Die Substanz "Bisphenol A" gibt Plastikprodukten eine hohe Festigkeit. Handys, Motorradhelme, aber auch Dosenbeschichtungen und Kinderbuchseiten enthalten es. Das Umweltbundesamt warnt vor den zu hohen EU-Grenzwerten.

Von Michael Engel | 15.06.2010
    Kaum ein Bach, Fluss oder See, der nicht "Bisphenol A" enthält. Von 1230 untersuchten Gewässern in Europa waren nur fünf Proben negativ. Nicht nur über das Trinkwasser gelangt der gefährliche Stoff zum Menschen, sondern auch über beschichtete Konservendosen. Dr. Andreas Gies, Leiter der Abteilung der Umwelthygiene beim Umweltbundesamt in Dessau:

    "Wir haben eine ganze Reihe von Pfaden, über die das Bisphenol in unseren Körper gelangen kann. Zum ersten über die Nahrung. Dadurch, dass es in Gefäßen ist. Oder durch Schläuche geht, oder bei der Nahrungsmittelverarbeitung. Zum anderen finden wir Bisphenol A in den Quittungen, die Sie an der Tankstelle kriegen, die aus Thermopapier sind. Oder, wie wir neuerdings wissen, auch im Papier aus Kinderbüchern.

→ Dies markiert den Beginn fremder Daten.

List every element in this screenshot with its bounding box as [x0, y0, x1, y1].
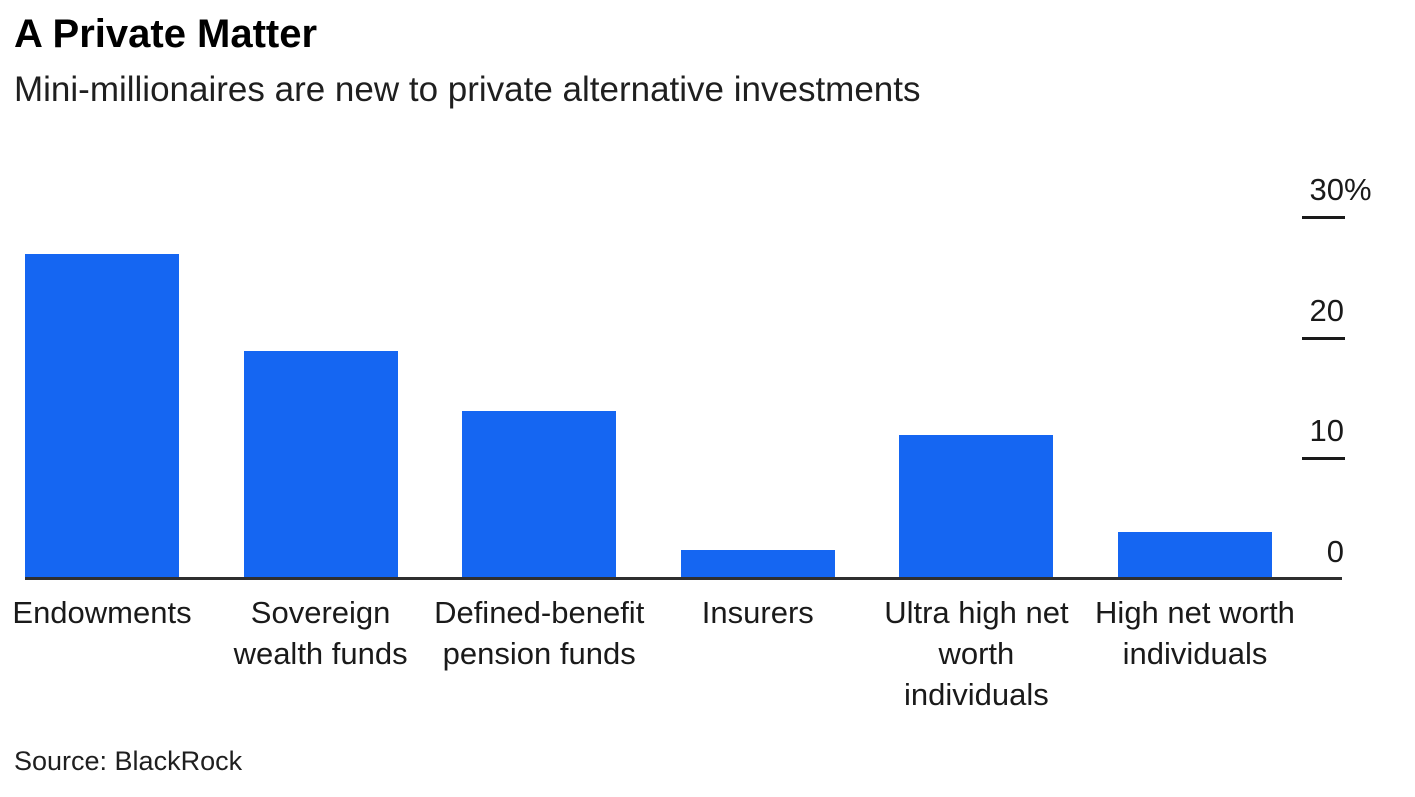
bar-endowments [25, 254, 179, 580]
y-axis-label-number: 30 [1309, 172, 1344, 207]
y-axis-tick-20 [1302, 336, 1345, 340]
bar-defined-benefit-pension-funds [462, 411, 617, 580]
bar-ultra-high-net-worth-individuals [899, 435, 1054, 580]
y-axis-tick-30 [1302, 216, 1345, 219]
x-axis-label-sovereign-wealth-funds: Sovereign wealth funds [233, 595, 408, 671]
bar-insurers [680, 549, 835, 580]
x-axis-label-defined-benefit-pension-funds: Defined-benefit pension funds [434, 595, 645, 671]
y-axis-label-0: 0 [1300, 534, 1344, 570]
bar-sovereign-wealth-funds [243, 350, 398, 580]
bar-high-net-worth-individuals [1118, 531, 1272, 580]
x-axis-label-ultra-high-net-worth-individuals: Ultra high net worth individuals [884, 595, 1069, 712]
y-axis-label-number: 0 [1326, 534, 1344, 569]
y-axis-label-number: 20 [1309, 292, 1344, 328]
y-axis-label-30: 30% [1300, 172, 1372, 208]
y-axis-label-10: 10 [1300, 413, 1344, 449]
y-axis-label-20: 20 [1300, 293, 1344, 329]
x-axis-label-high-net-worth-individuals: High net worth individuals [1095, 595, 1295, 671]
y-axis-unit-suffix: % [1344, 172, 1372, 207]
source-label: Source: BlackRock [14, 746, 243, 776]
chart-subtitle: Mini-millionaires are new to private alt… [14, 70, 921, 109]
x-axis-label-endowments: Endowments [12, 595, 192, 630]
x-axis-line [25, 577, 1342, 580]
y-axis-label-number: 10 [1309, 413, 1344, 449]
x-axis-label-insurers: Insurers [701, 595, 814, 630]
y-axis-tick-10 [1302, 457, 1345, 461]
chart-title: A Private Matter [14, 12, 318, 56]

Das heißt, wenn Kinder Kinderbücher in den Mund nehmen, kann auch Bisphenol A aus diesem Papier in den Körper übergehen."

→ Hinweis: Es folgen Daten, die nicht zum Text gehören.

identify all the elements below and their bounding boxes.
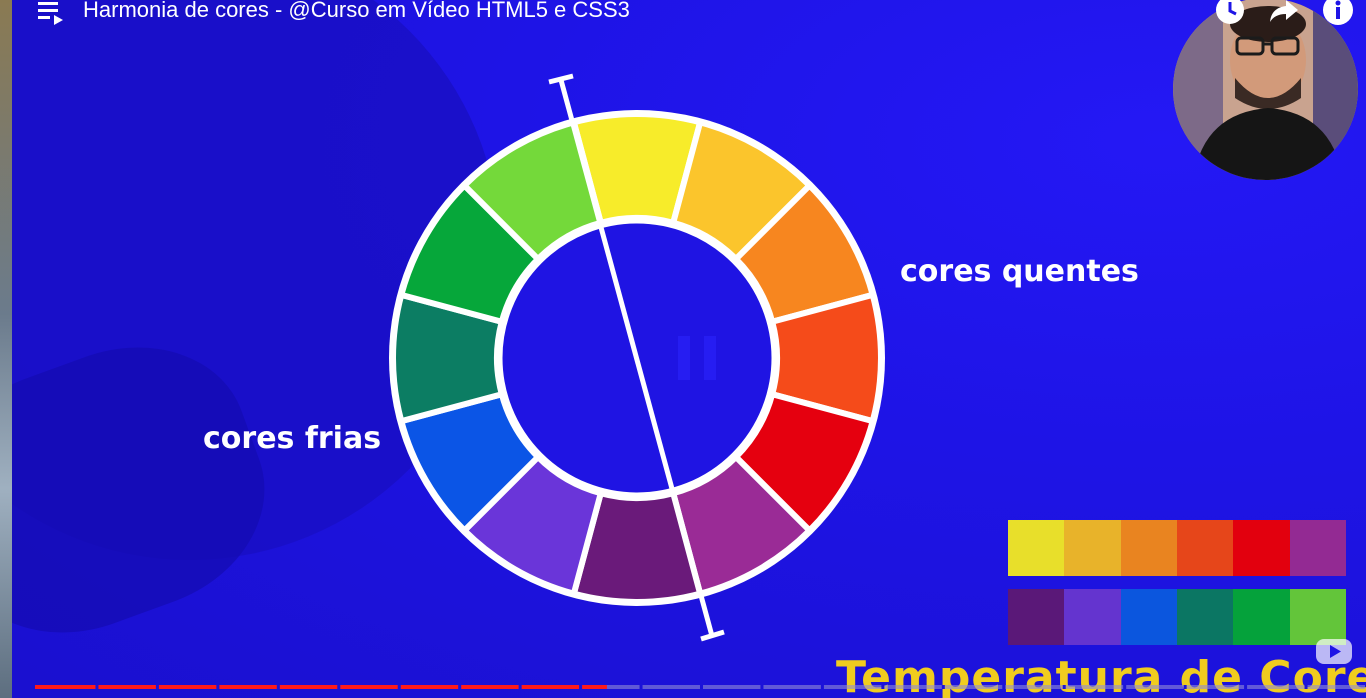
chapter-gap [276,685,280,689]
youtube-logo-icon[interactable] [1315,636,1353,666]
warm-swatch [1176,520,1234,576]
chapter-gap [397,685,401,689]
chapter-gap [941,685,945,689]
chapter-gap [1183,685,1187,689]
chapter-gap [337,685,341,689]
chapter-gap [820,685,824,689]
warm-swatch [1233,520,1290,576]
chapter-gap [579,685,583,689]
cold-swatch [1289,589,1346,645]
cold-swatch [1233,589,1290,645]
left-edge-strip [0,0,12,698]
cold-swatch [1120,589,1177,645]
chapter-gap [1244,685,1248,689]
warm-swatch [1289,520,1346,576]
chapter-gap [95,685,99,689]
cold-swatch [1064,589,1121,645]
chapter-gap [760,685,764,689]
clock-icon[interactable] [1214,0,1246,26]
cold-palette [1008,589,1346,645]
chapter-gap [1123,685,1127,689]
chapter-gap [1062,685,1066,689]
player-top-bar: Harmonia de cores - @Curso em Vídeo HTML… [0,0,1366,34]
cold-swatch [1008,589,1065,645]
divider-cap [700,629,725,642]
playback-progress-bar[interactable] [35,685,1365,689]
slide-title: Temperatura de Cores [836,652,1366,698]
cold-swatch [1176,589,1234,645]
chapter-gap [216,685,220,689]
info-icon[interactable] [1322,0,1354,26]
chapter-gap [518,685,522,689]
warm-swatch [1120,520,1177,576]
warm-palette [1008,520,1346,576]
chapter-gap [155,685,159,689]
chapter-gap [1002,685,1006,689]
progress-played[interactable] [35,685,607,689]
presenter-avatar [1173,0,1358,180]
pause-icon[interactable] [678,336,718,380]
chapter-gap [639,685,643,689]
video-title[interactable]: Harmonia de cores - @Curso em Vídeo HTML… [83,0,630,22]
label-cores-frias: cores frias [203,421,382,456]
chapter-gap [700,685,703,689]
share-icon[interactable] [1268,0,1300,26]
chapter-gap [881,685,885,689]
chapter-gap [1304,685,1308,689]
warm-swatch [1008,520,1065,576]
chapter-gap [458,685,462,689]
warm-swatch [1064,520,1121,576]
label-cores-quentes: cores quentes [900,254,1139,289]
divider-cap [548,73,574,85]
presenter-webcam [1173,0,1358,180]
playlist-queue-icon[interactable] [38,0,66,26]
warm-cold-divider [558,79,715,637]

    Bisphenol A steckt in vielen Plastikprodukten. Darunter: Babyflaschen, Plastikbesteck oder in Schläuchen für die Dialysebehandlung. In diesen Fällen ist der Weg zum Menschen nicht weit. Aber auch Motorradhelme, Mobiltelefone und Dachabdeckungen enthalten die Substanz, die dann - mit dem Abfall – in die Umwelt gelangt und unser Trinkwasser kontaminiert.

    "Bisphenol A kann in sehr kleinen Konzentrationen – im Tierversucht – bedenkliche Wirkungen auslösen. Zum Beispiel Wirkungen auf die Fortpflanzungsfähigkeit, auf die Krebsentstehung. Und das sind Wirkungen, die wir heute beim Menschen zunehmend finden. Also wir finden eine zunehmende Unfruchtbarkeit beim Mann. Wir finden eine Zunahme von hormonabhängigen Krebsarten wie Hodenkrebs oder Brustkrebs. Und das macht uns Sorgen."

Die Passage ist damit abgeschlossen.